Помню, как удивляли меня послевоенные фильмы, вроде «Кубанских казаков». Как можно было, после всего пережитого, вестись на сладкие фальшивые картинки? Но настрадавшимся людям нужна была именно сказка. И в точку попадут те, кто напишет легкие терапевтические книги: про любовь, про котиков, про голубые вертолеты.
Разумеется, литературу как вид искусства это не продвинет, но заглушит. Подлинная литература работает с трагедией. Нынешние трагедии никуда не денутся, книги о них будут созревать и выйдут в свое время, лет через несколько. Требуется расстояние, чтобы осознать масштаб всего случившегося с нами. И художественная память ярче непосредственных впечатлений, что показал Марсель Пруст.
Прежде романов, предвижу расцвет драматургии. По сути, квартира, в которой изолирована семья, и есть сцена. Возможно, появится интересный автофикшн. В русской литературе традиционно писателями становились врачи: Чехов, Булгаков, сегодня есть Стесин. Медикам, что работают сейчас в красных зонах, будет что сказать.

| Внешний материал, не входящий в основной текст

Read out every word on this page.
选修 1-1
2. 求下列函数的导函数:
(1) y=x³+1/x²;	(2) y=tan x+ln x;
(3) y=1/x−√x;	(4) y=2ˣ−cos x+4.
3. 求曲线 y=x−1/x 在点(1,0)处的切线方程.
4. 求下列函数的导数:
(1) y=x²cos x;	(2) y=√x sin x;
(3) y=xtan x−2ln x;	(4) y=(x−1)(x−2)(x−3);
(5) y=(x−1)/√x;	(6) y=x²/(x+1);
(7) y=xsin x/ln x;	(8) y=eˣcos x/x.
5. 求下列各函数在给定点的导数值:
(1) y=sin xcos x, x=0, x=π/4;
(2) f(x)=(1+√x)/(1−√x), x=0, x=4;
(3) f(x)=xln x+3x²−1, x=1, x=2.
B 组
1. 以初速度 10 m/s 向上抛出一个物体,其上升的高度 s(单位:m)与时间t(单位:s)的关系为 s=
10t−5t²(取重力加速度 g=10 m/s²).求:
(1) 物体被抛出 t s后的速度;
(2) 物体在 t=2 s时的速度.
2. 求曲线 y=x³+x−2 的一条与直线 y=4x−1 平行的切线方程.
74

— Как вы считаете, что предстоит переосмыслить людям в поствирусное время?
— Во-первых, потребление. У меня руки не дошли до шкафов, но две мои приятельницы взялись разбирать и ужаснулись тому, что там обнаружили. Гирлянды несрезанных этикеток. Слои забытого. Слежавшиеся грезы. И моль! И все – за собственные деньги.
Расхламление горько отрезвляет. Нам, действительно, не нужно столько вещей. А главное – мы не должны быть такими управляемыми. Думаю, после пандемии развеются последние туманы постсоветской наивности. Мы, инфантильные, хотели яркого, хотели блеска. Теперь станем скуповатыми и скучноватыми европейцами.
Во-вторых, путешествия. Да, мы сейчас тоскуем по временам, когда можно было запросто полететь во Францию, в Италию, да хоть в Австралию. Так называемая экономика впечатлений. Но так ли это?
По моим наблюдениям, стоило путешественнику оказаться в историческом или просто красивом месте, как он немедленно принимался снимать, снимать, снимать. Отгораживался айфоном, отталкивал впечатление, уходил от непосредственного контакта с красотой. Так, может быть, теперь, лишенные возможности перемещаться, мы начнем ценить и впитывать непосредственное, то, что рядом с нами?
В-третьих, дистанционное школьное образование заставит пересмотреть роль взрослых в семье. Каждому придется стать немного педагогом. Да, ужас, плюс ко всем нагрузкам. Но это единственный путь к тому, чтобы наши дети и внуки выросли образованными людьми. Не просто сделать с ребенком школьные задания, а дать домашний факультатив. Читать с ним хорошие книги. Это убережет наших детей от оболванивания, а нас самих от Альцгеймера.